One of the curious things I have learned since I came to live here in the Philippines is how well-off people who own property are so poor in liquid assets. I first found out about this when my landlord, who owned a few houses in the barangay I was living in, came to my door one day and asked for an advance on my rent because his daughter had taken ill and he needed the cash.
In late August I moved from that barangay to another. My rent increased from $20 a month to $30, but the improvement in the conditions in which I was living was dramatic. I went from living in a virtual barn with rafters rather than a ceiling and wooden shutters rather than windows to finished floors, glass windows and real ceilings.
In contrast to the changes for the better that I enjoyed, my landlady was giving up her house and moving into a shack close by with her three small children. As I slowly discovered, however, it was obvious that her move was not properly planned. She was giving up more than just simple comforts. She was relinquishing what most of us would call necessities, like a bathroom (called a comfort room or CR) and a kitchen.
When I moved in, she used some of the cash I had paid her as a deposit to hire a man to dig a pit next to her shack which would eventually have become her toilet. All that was needed to complete it was a cement slab upon which an actual toilet (sans seat, as always here in the Philippines) would be affixed and an enclosing structure of some kind made of wood or cinder block. More than four months since the pit was dug, however, it remains nothing more than a gaping hole in the ground. No more work has been done to finish it and the prospects are dim that it ever will be.

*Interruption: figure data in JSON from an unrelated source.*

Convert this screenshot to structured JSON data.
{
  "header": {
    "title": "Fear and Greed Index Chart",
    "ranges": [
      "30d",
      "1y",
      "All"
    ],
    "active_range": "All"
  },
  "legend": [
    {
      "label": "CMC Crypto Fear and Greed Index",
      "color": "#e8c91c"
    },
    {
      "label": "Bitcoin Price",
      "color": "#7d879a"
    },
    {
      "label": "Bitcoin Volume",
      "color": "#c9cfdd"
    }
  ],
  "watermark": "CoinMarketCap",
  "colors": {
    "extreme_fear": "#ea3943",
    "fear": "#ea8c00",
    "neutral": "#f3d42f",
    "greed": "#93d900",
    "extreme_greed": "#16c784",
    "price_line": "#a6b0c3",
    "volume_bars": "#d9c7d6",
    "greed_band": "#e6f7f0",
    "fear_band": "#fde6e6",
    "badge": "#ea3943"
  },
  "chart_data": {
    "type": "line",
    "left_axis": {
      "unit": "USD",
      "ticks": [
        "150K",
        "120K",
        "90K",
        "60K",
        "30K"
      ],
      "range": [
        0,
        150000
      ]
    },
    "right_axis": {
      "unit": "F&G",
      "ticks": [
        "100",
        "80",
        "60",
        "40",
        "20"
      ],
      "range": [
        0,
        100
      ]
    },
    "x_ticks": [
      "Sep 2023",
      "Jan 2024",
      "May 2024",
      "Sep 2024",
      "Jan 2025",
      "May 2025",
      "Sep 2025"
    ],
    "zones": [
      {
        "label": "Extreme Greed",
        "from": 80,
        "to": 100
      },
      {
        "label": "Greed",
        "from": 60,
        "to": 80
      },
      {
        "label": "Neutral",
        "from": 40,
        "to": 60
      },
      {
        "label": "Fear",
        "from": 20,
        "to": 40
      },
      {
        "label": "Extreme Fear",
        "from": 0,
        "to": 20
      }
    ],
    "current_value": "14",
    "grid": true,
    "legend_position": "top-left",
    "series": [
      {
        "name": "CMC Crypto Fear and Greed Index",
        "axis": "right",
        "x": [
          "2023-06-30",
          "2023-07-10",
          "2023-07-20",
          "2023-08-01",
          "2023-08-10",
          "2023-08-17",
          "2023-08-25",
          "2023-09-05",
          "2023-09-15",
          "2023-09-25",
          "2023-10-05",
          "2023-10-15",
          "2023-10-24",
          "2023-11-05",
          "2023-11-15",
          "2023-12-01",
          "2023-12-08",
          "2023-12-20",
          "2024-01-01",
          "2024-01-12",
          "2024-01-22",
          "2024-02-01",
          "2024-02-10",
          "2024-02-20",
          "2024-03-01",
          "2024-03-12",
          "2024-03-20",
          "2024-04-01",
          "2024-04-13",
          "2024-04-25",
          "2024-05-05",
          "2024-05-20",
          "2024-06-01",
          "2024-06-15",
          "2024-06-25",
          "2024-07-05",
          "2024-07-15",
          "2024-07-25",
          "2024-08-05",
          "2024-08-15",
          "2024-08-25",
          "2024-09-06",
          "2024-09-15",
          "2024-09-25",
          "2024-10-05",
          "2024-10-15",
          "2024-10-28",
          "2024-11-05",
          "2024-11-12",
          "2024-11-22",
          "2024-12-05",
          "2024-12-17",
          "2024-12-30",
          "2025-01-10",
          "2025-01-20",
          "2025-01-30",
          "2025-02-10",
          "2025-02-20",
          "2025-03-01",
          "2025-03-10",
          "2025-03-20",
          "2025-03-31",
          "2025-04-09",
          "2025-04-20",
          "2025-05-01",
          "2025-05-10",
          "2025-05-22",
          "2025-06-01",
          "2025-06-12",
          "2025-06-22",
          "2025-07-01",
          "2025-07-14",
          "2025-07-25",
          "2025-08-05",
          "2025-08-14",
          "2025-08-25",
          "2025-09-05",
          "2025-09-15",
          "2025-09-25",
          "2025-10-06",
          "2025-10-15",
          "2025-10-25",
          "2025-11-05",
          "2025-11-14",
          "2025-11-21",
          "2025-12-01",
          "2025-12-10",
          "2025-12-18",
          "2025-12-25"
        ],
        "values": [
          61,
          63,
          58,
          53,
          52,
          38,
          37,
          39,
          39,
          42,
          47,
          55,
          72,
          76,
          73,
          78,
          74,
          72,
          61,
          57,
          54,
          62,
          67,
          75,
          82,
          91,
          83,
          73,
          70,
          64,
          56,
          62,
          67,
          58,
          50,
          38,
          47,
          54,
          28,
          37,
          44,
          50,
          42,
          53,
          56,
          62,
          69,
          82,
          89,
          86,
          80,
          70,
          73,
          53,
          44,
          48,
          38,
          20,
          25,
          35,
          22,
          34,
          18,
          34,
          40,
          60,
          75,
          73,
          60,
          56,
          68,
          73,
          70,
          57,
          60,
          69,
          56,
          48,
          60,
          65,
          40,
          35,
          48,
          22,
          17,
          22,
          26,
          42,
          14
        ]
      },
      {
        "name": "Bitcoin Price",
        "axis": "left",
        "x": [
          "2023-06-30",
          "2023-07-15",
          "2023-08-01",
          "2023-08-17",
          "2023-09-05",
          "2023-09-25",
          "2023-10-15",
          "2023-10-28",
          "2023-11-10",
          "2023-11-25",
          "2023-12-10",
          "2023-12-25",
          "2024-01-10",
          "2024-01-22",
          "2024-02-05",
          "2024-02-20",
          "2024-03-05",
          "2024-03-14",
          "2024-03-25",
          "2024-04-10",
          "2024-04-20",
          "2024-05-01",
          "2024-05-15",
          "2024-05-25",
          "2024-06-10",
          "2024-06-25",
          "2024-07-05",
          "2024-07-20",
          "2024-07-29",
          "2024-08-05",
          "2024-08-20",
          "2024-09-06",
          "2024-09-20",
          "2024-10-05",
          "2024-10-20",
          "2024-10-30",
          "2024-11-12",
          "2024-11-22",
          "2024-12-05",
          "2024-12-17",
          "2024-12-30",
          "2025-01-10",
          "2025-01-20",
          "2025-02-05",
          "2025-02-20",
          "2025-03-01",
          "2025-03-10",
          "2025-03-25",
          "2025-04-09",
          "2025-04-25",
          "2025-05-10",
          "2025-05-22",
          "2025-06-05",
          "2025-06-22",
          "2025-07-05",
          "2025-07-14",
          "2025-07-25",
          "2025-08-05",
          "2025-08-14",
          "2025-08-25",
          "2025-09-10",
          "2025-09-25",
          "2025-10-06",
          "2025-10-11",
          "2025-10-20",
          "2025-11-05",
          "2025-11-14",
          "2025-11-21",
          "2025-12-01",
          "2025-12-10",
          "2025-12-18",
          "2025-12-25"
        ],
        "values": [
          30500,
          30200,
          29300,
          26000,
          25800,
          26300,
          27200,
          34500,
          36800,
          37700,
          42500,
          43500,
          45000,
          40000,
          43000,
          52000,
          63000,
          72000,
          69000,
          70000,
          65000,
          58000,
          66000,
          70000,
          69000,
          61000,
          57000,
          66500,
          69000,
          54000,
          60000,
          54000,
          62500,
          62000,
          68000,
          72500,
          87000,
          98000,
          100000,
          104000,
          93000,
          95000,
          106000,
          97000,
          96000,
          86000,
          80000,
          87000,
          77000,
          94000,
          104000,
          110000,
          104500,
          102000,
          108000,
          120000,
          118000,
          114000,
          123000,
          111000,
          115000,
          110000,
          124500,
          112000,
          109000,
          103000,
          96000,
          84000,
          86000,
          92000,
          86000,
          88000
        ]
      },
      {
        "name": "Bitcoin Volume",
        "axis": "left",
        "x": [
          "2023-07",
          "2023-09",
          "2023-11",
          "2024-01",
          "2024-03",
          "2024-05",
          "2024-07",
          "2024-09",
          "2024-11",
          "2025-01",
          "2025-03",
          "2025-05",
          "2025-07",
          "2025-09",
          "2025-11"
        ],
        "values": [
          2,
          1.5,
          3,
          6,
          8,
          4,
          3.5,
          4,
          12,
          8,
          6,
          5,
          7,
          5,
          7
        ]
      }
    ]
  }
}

So, without a toilet, my landlady and her children have had to improvise. During the day, one of their many relations living nearby allows them to use their CR. But at night, the call of nature must be answered in other ways, which has necessitated, I was appalled to learn, the use of a pot. I only learned of the existence of the pot by accident, when its contents were spilled just outside the landlady's rickety front door, which is only about twenty feet from my west bedroom window. Because of this accident, I not only found out about the pot, but I was informed by a friend that its contents were being scattered in the bushes several yards away on a daily basis.
But the lack of a CR also means that the landlady and her children have had to perform their daily ablutions against the north wall of my bedroom. Rising before dawn, using a defunct clothes washer as an improvised sink, the woman bathes standing up, followed by her 12-year-old daughter and her small twin sons. I discovered this practice when I heard a noise one morning and opened my curtains to see what it was. There was my naked landlady, who was spared the embarrassment herself because soap from her hair had got into her eyes. I decided thenceforth to block off the window, if only to provide the woman with some unsolicited privacy.
This situation had become such a personal embarrassment to me that when an opportunity arose to move, as it did a few days ago, I decided to take advantage of it. At least I will no longer be reminded, every time I look out my window, of the depths to which my landlady chose to lower herself just for a little cash in hand every month.